* [PATCH] More informative logging for OOM-killer
@ 2007-06-14 21:23 Arnout Engelen
2007-06-15 11:35 ` Andi Kleen
0 siblings, 1 reply; 2+ messages in thread
From: Arnout Engelen @ 2007-06-14 21:23 UTC (permalink / raw)
To: linux-mm
[-- Attachment #1: Type: text/plain, Size: 732 bytes --]
Hi,
On a number of occasions I encountered machines which suffered from
occasional OOM's, but tracking down what caused them was tricky because
the OOM-killer only reported the process name of the process it killed,
and this would be something non-conclusive like 'java' or 'python'.
I figured it'd be useful to report not only the process name, but also
the parameters/commandline it had been started with.
The (text/plain) attached patch is a first shot at this.

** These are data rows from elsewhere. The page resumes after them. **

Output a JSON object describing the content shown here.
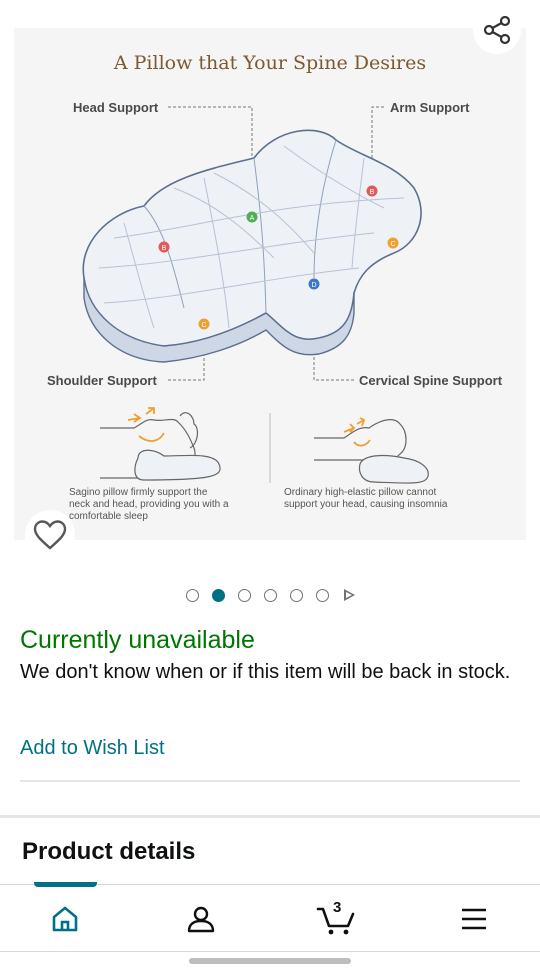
{
  "infographic": {
    "title": "A Pillow that Your Spine Desires",
    "labels": {
      "head_support": "Head Support",
      "arm_support": "Arm Support",
      "shoulder_support": "Shoulder Support",
      "cervical_support": "Cervical Spine Support"
    },
    "markers": [
      "A",
      "B",
      "B",
      "C",
      "C",
      "D"
    ],
    "caption_left": [
      "Sagino pillow firmly support the",
      "neck and head, providing you with a",
      "comfortable sleep"
    ],
    "caption_right": [
      "Ordinary high-elastic pillow cannot",
      "support your head, causing insomnia"
    ]
  },
  "icons": {
    "share": "share-icon",
    "wishlist": "heart-icon",
    "next_image": "play-icon"
  },
  "carousel": {
    "total_dots": 6,
    "active_index": 1
  },
  "availability": {
    "status": "Currently unavailable",
    "message": "We don't know when or if this item will be back in stock.",
    "status_color": "#007600"
  },
  "actions": {
    "wishlist_link": "Add to Wish List"
  },
  "section": {
    "title": "Product details"
  },
  "bottom_nav": {
    "items": [
      "home-icon",
      "account-icon",
      "cart-icon",
      "menu-icon"
    ],
    "cart_count": "3",
    "active": "home"
  },
  "colors": {
    "accent": "#007185",
    "available": "#007600"
  }
}
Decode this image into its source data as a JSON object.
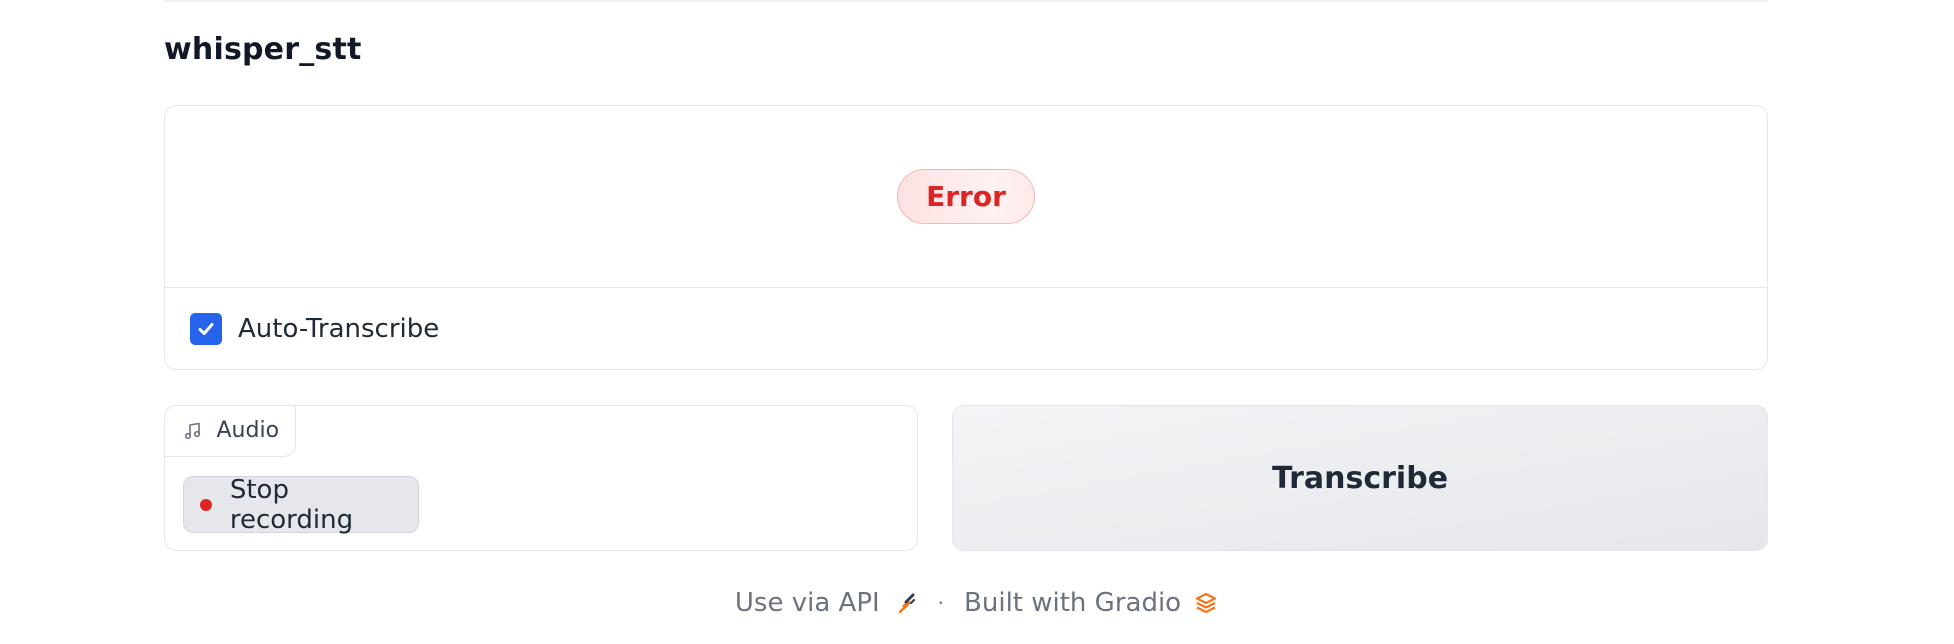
{
  "app": {
    "title": "whisper_stt"
  },
  "output": {
    "status": "Error",
    "auto_transcribe": {
      "label": "Auto-Transcribe",
      "checked": true
    }
  },
  "audio": {
    "tab_label": "Audio",
    "stop_button_label": "Stop recording"
  },
  "actions": {
    "transcribe_label": "Transcribe"
  },
  "footer": {
    "api_link": "Use via API",
    "separator": "·",
    "built_with": "Built with Gradio"
  },
  "colors": {
    "accent": "#2563eb",
    "error": "#dc2626",
    "gradio_orange": "#f97316"
  }
}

I'm not much of
a kernel hacker, so this is probably not quite commit-worthy material
yet - but I'm prepared to make changes if you guys can point me into the
right direction here, and I won't feel insulted if someone else takes
this over.
Let me know,
Arnout
[-- Attachment #2: informative_oom_logging.patch --]
[-- Type: text/x-patch, Size: 4144 bytes --]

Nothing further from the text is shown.